A selling middle market owner that utilizes the following approaches and methodology in pursuing a potential sale will be in a position to achieve a fully priced deal with strong deal terms that protect them from unreasonable post-closing exposure.
1. When your market niche is the best deployment of an acquirer’s capital, they will buy. If you are talking to the right type of strategic acquirer, this will eventually happen at a premium price. Sellers do not have to give the right strategic acquirer a bargain price to make the acquisition the best deployment of their capital. However, to be successful it is imperative to sell at the optimal time. Correspondingly, sellers must not put time pressure on themselves to consummate a sale quickly.
2. Sellers must convey that their pricing expectations are firm. If the price is not met, there will be no sale of the company. To sustain this position, sellers need the strength, fortitude and confidence to convey that position to an acquirer. A seller is in the position of strength when the acquirer is in fear of losing the deal. Make it clear that there are alternative options to the sale in place, such as acting on succession plans.
3. A seller’s position is not weakened if it takes a long time to sell a company. If market conditions force an abnormally long sale period, it can work to the seller’s advantage. A delay will, in fact, fortify a seller’s ability to sustain pricing expectations.
4. Sellers must emphasize to the acquirer that they are aware of the entry advantages in buying a company as opposed to entering a market through a “Greenfields Approach,” a market entry scenario in which entrance is gained through a new geographic area or product market by developing operations and a sales base from scratch. The advantages of entering a market through acquisition have been documented by many studies, showing that a strong entry position into your market is easier and less expensive to obtain by acquisition than by competition.
5. Get a tough, knowledgeable negotiator for an advisor—one who understands the corporate culture of large companies and is aware of the differences that are often present between the personal objectives of the acquirer’s corporate development executive handling the deal and the goals and objectives of the operating personnel pushing the acquisition for the prospective purchaser.

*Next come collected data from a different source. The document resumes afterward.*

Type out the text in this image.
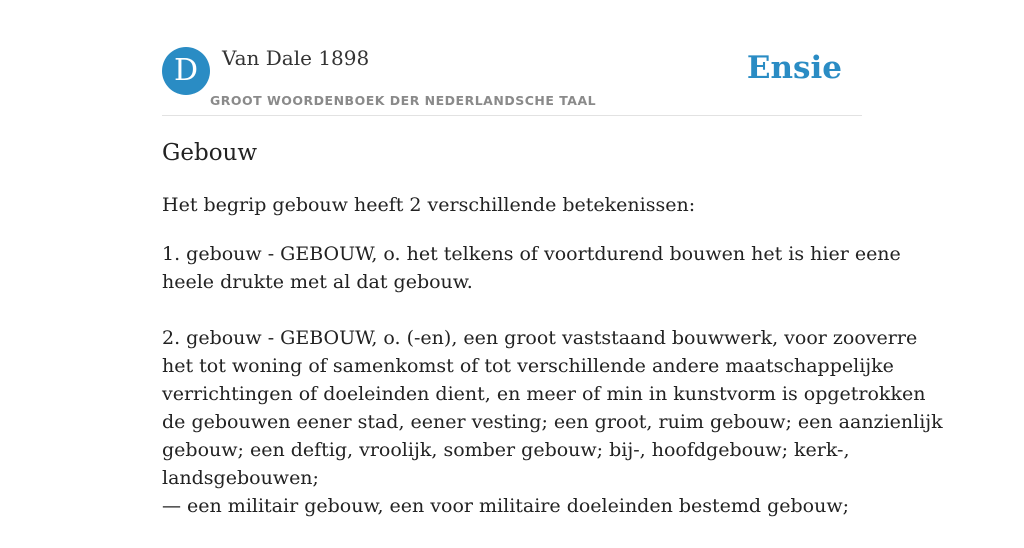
D	Van Dale 1898
GROOT WOORDENBOEK DER NEDERLANDSCHE TAAL
Ensie
Gebouw

Het begrip gebouw heeft 2 verschillende betekenissen:

1. gebouw - GEBOUW, o. het telkens of voortdurend bouwen het is hier eene
heele drukte met al dat gebouw.

2. gebouw - GEBOUW, o. (-en), een groot vaststaand bouwwerk, voor zooverre
het tot woning of samenkomst of tot verschillende andere maatschappelijke
verrichtingen of doeleinden dient, en meer of min in kunstvorm is opgetrokken
de gebouwen eener stad, eener vesting; een groot, ruim gebouw; een aanzienlijk
gebouw; een deftig, vroolijk, somber gebouw; bij-, hoofdgebouw; kerk-,
landsgebouwen;
— een militair gebouw, een voor militaire doeleinden bestemd gebouw;
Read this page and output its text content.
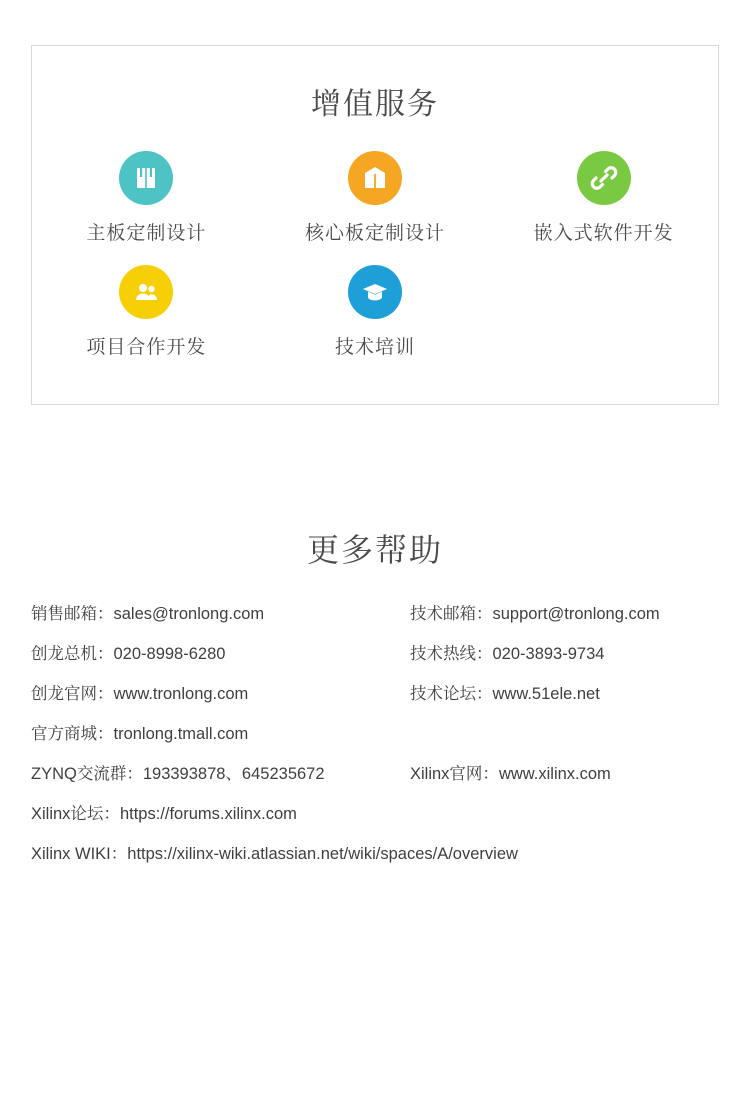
增值服务
主板定制设计	核心板定制设计	嵌入式软件开发
项目合作开发	技术培训
更多帮助
销售邮箱：sales@tronlong.com	技术邮箱：support@tronlong.com
创龙总机：020-8998-6280	技术热线：020-3893-9734
创龙官网：www.tronlong.com	技术论坛：www.51ele.net
官方商城：tronlong.tmall.com
ZYNQ交流群：193393878、645235672	Xilinx官网：www.xilinx.com
Xilinx论坛：https://forums.xilinx.com
Xilinx WIKI：https://xilinx-wiki.atlassian.net/wiki/spaces/A/overview
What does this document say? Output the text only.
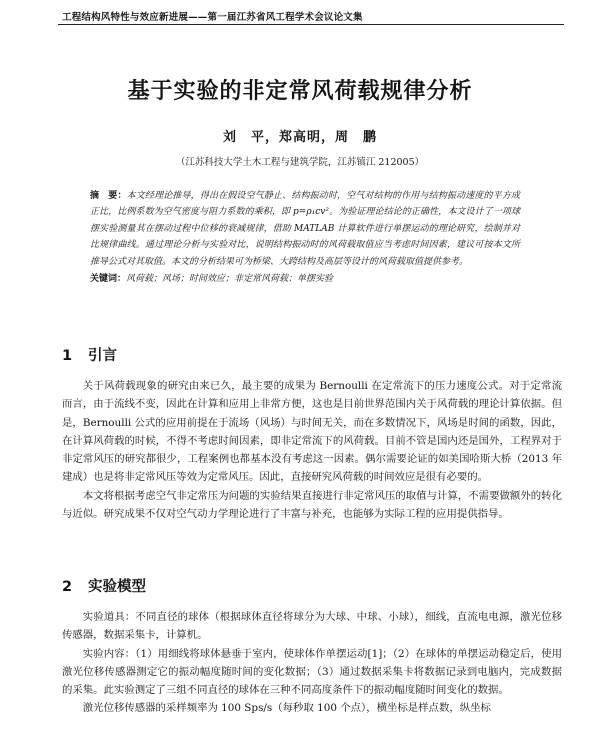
工程结构风特性与效应新进展——第一届江苏省风工程学术会议论文集
基于实验的非定常风荷载规律分析
刘　平，郑高明，周　鹏
（江苏科技大学土木工程与建筑学院，江苏镇江 212005）
摘　要：本文经理论推导，得出在假设空气静止、结构振动时，空气对结构的作用与结构振动速度的平方成正比，比例系数为空气密度与阻力系数的乘积，即 p=ρ₁cv²。为验证理论结论的正确性，本文设计了一项球摆实验测量其在摆动过程中位移的衰减规律，借助 MATLAB 计算软件进行单摆运动的理论研究，绘制并对比规律曲线。通过理论分析与实验对比，说明结构振动时的风荷载取值应当考虑时间因素，建议可按本文所推导公式对其取值。本文的分析结果可为桥梁、大跨结构及高层等设计的风荷载取值提供参考。
关键词：风荷载；风场；时间效应；非定常风荷载；单摆实验
1 引言

关于风荷载现象的研究由来已久，最主要的成果为 Bernoulli 在定常流下的压力速度公式。对于定常流而言，由于流线不变，因此在计算和应用上非常方便，这也是目前世界范围内关于风荷载的理论计算依据。但是，Bernoulli 公式的应用前提在于流场（风场）与时间无关，而在多数情况下，风场是时间的函数，因此，在计算风荷载的时候，不得不考虑时间因素，即非定常流下的风荷载。目前不管是国内还是国外，工程界对于非定常风压的研究都很少，工程案例也都基本没有考虑这一因素。偶尔需要论证的如美国哈斯大桥（2013 年建成）也是将非定常风压等效为定常风压。因此，直接研究风荷载的时间效应是很有必要的。

本文将根据考虑空气非定常压为问题的实验结果直接进行非定常风压的取值与计算，不需要做额外的转化与近似。研究成果不仅对空气动力学理论进行了丰富与补充，也能够为实际工程的应用提供指导。

2 实验模型

实验道具：不同直径的球体（根据球体直径将球分为大球、中球、小球），细线，直流电电源，激光位移传感器，数据采集卡，计算机。

实验内容：（1）用细线将球体悬垂于室内，使球体作单摆运动[1]；（2）在球体的单摆运动稳定后，使用激光位移传感器测定它的振动幅度随时间的变化数据；（3）通过数据采集卡将数据记录到电脑内，完成数据的采集。此实验测定了三组不同直径的球体在三种不同高度条件下的振动幅度随时间变化的数据。

激光位移传感器的采样频率为 100 Sps/s（每秒取 100 个点），横坐标是样点数，纵坐标
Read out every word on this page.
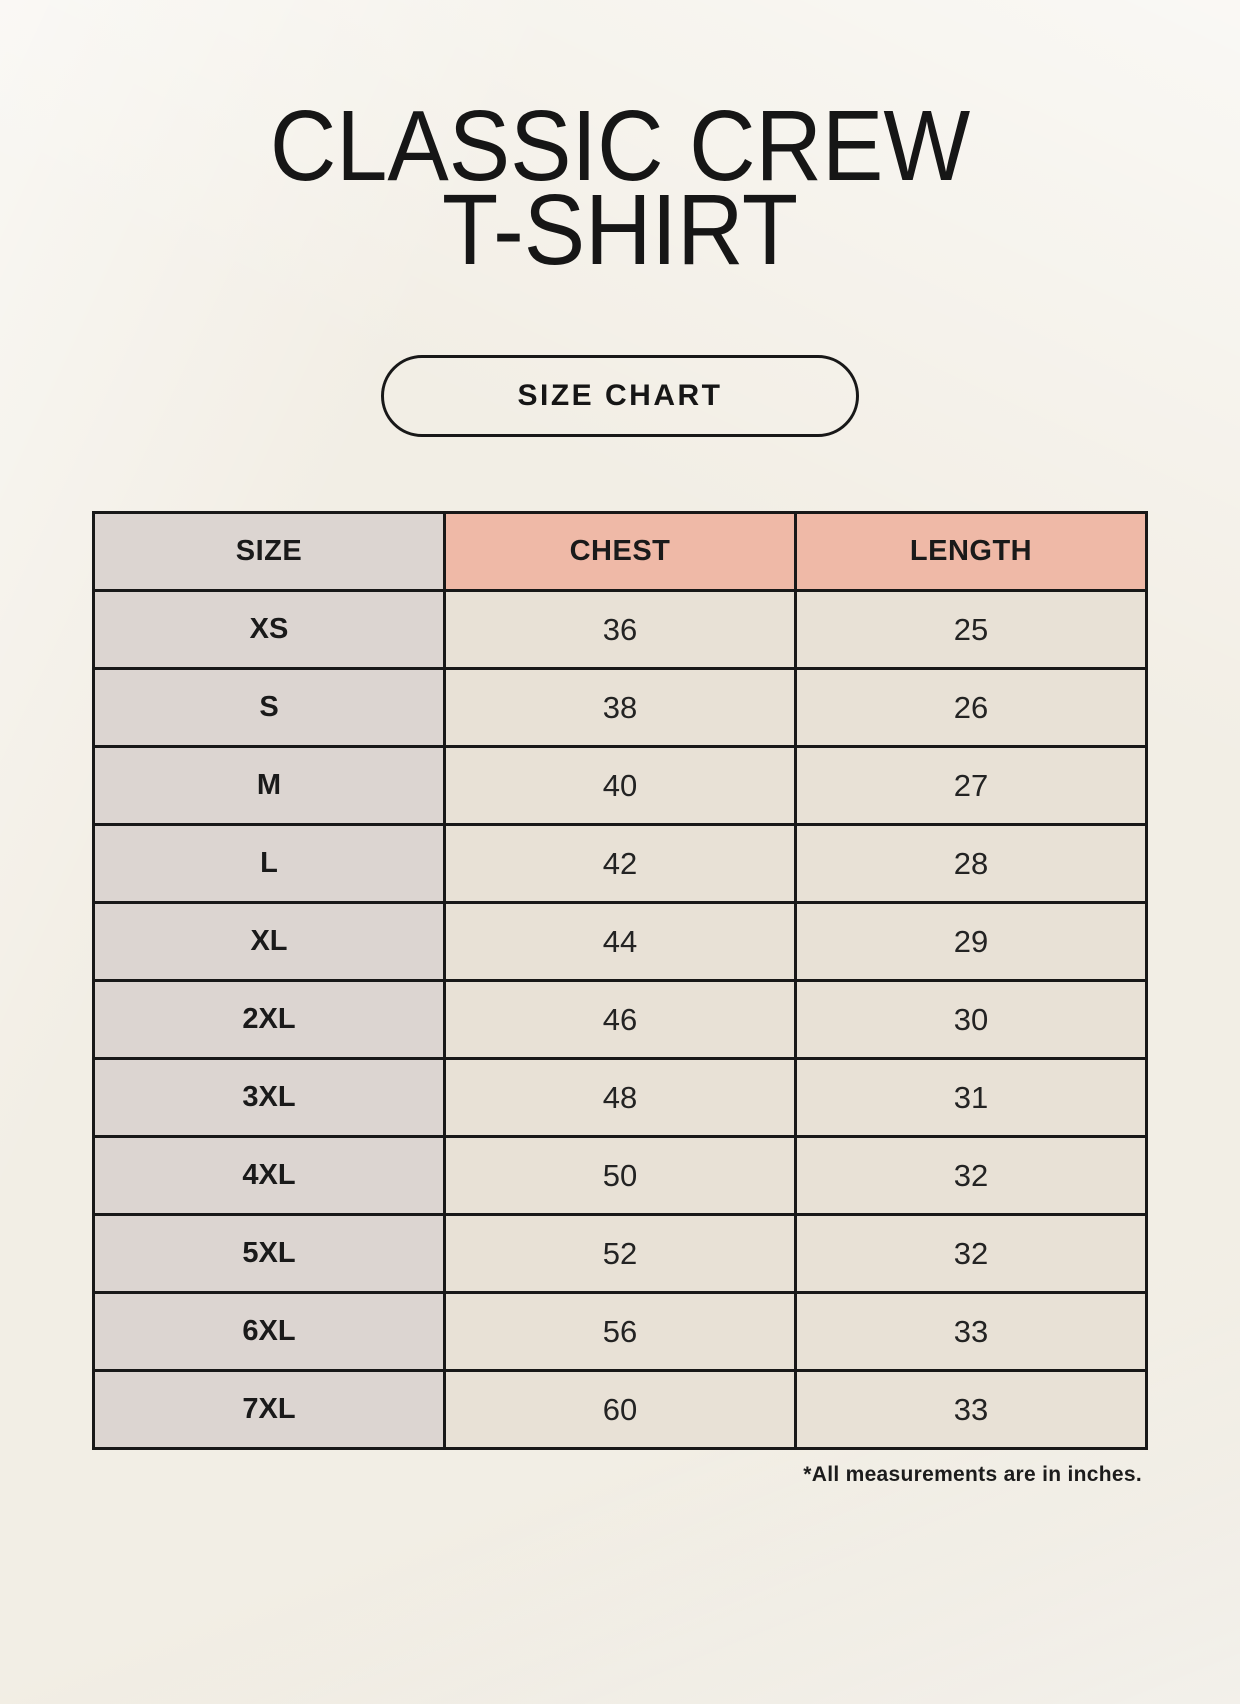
CLASSIC CREW
T-SHIRT
SIZE CHART
SIZE	CHEST	LENGTH
XS	36	25
S	38	26
M	40	27
L	42	28
XL	44	29
2XL	46	30
3XL	48	31
4XL	50	32
5XL	52	32
6XL	56	33
7XL	60	33
*All measurements are in inches.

The advisor must know how and when to involve the operating personnel in the negotiating process and how to make their desires to obtain the operating and marketing benefits of the seller the driving and guiding force that will govern the acquirer’s final decision to pursue and price the deal. An advisor must be able to conceptualize the flow of the deal from inception to completion. They must perceive the problems that might be faced at various junctions of the deal and the appropriate responses to those problems, and must employ the deal strategy that will assure the seller’s realization of a premium price.
6. Obtain an advisor who has access to foreign strategic acquirers. This will tremendously increase the breadth of acquirers available to purchase the company.
Even though the transacting of premium-priced deals with strong deal terms that protect a seller against unreasonable post-closing exposure is not an easy task in the current business environment, it is a task that can always be successfully accomplished if the previous approaches and procedures are utilized.